Global Urea Fertilizer Prices Impact Farmers
Farmers in Canada say the sudden spike in fertilizer costs is another challenge for agriculture, which already faces volatile commodity markets and rising input costs.
Kevin Peters, a farmer in southwestern Manitoba, said global events often influence the agricultural economy. According to him, farmers regularly deal with market disruptions linked to geopolitical tensions affecting commodities such as pork, grains, and fertilizers.
Although Peters purchased fertilizer supplies earlier in the fall, he remains concerned about future purchases later this year. Market conditions could change significantly by the time farmers need to buy fertilizer again.
Andrew James, another farmer from Anola in Manitoba, also secured fertilizer supplies months in advance. He said the early purchase helped him avoid a large increase in costs.

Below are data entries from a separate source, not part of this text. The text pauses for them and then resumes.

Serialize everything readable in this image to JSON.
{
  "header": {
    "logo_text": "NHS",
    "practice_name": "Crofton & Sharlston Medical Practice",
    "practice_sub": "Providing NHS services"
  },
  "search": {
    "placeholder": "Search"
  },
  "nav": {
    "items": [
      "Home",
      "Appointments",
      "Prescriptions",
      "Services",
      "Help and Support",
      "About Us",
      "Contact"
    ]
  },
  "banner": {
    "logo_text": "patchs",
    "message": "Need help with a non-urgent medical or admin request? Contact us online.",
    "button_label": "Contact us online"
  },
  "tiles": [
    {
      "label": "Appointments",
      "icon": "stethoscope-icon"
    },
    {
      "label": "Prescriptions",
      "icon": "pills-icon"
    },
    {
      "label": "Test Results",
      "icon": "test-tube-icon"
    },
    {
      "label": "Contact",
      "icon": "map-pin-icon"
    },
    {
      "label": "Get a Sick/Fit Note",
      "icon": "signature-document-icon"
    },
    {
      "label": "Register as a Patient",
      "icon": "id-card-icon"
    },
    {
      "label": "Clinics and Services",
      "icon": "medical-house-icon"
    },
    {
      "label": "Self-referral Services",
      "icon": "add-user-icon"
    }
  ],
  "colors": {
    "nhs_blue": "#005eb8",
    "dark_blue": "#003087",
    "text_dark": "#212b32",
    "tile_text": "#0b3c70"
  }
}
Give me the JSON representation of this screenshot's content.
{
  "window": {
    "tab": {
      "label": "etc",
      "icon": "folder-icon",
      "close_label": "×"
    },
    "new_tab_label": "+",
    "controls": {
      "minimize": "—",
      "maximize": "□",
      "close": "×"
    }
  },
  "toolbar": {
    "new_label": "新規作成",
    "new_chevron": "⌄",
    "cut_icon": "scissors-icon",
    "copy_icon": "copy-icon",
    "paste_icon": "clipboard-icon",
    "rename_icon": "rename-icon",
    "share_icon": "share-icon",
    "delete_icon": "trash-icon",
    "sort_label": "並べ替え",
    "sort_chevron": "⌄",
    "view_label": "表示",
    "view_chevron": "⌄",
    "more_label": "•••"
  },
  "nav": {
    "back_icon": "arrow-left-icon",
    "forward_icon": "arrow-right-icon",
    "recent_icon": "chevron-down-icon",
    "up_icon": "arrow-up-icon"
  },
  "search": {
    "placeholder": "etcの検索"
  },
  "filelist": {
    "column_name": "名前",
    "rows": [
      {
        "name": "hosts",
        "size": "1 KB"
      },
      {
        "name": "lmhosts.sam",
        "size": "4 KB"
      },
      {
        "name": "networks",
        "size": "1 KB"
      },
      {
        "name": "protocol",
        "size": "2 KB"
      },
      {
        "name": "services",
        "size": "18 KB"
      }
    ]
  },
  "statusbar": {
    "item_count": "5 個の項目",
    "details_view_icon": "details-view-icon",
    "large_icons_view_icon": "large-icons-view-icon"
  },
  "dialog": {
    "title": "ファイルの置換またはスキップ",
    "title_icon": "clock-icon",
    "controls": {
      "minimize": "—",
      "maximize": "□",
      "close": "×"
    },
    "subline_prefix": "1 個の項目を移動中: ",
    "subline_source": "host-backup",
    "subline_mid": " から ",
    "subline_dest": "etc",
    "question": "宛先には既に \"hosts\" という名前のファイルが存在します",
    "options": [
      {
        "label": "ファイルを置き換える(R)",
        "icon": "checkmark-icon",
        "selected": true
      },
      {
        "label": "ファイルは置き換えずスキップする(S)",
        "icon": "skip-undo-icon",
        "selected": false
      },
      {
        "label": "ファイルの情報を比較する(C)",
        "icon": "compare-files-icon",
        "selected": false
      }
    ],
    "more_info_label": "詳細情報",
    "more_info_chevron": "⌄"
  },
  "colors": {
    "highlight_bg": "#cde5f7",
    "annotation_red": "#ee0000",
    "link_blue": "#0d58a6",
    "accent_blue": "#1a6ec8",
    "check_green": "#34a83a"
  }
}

James explained that his fertilizer bill was around $350,000 when he locked in prices earlier. However, if he were to purchase the same quantity today, the cost would be roughly $140,000 higher. Urea fertilizer prices alone increased from about $750 per tonne to nearly $1,150 per tonne.
Supply Disruptions Behind Rising Fertilizer Prices
The recent rise in global urea fertilizer prices is closely linked to disruptions in international shipping routes. Approximately one-third of the world’s fertilizer shipments move through the Strait of Hormuz near southern Iran.
Since the conflict began, threats to commercial shipping in the region have slowed vessel movements through this critical route. As a result, fertilizer supply chains are facing delays and uncertainty.
Industry groups say the situation is being monitored closely. Fertilizer Canada noted that the global fertilizer market is already experiencing the impact of the conflict.
Michael Bourque, president and CEO of Fertilizer Canada, said the situation remains fluid. The organization is working with its members to track supply conditions and provide updated information to farmers.
Rising Costs Add Pressure on Farmers
Economists say fertilizer markets were already under pressure before the conflict began. The latest geopolitical tensions are now adding another layer of uncertainty.
Leigh Anderson, senior economist with Farm Credit Canada, said rising fertilizer costs directly affect farmers’ profitability. Even events happening far away can quickly impact agricultural markets.
University of Manitoba professor Derek Brewin also noted that nitrogen fertilizers, including urea, represent one of the largest input costs for major crops. Therefore, changes in global urea fertilizer prices can significantly affect farm budgets.
For many farmers, rising fertilizer and fuel prices are tightening margins. Despite these challenges, producers continue focusing on maintaining production and ensuring food supply to domestic and global markets.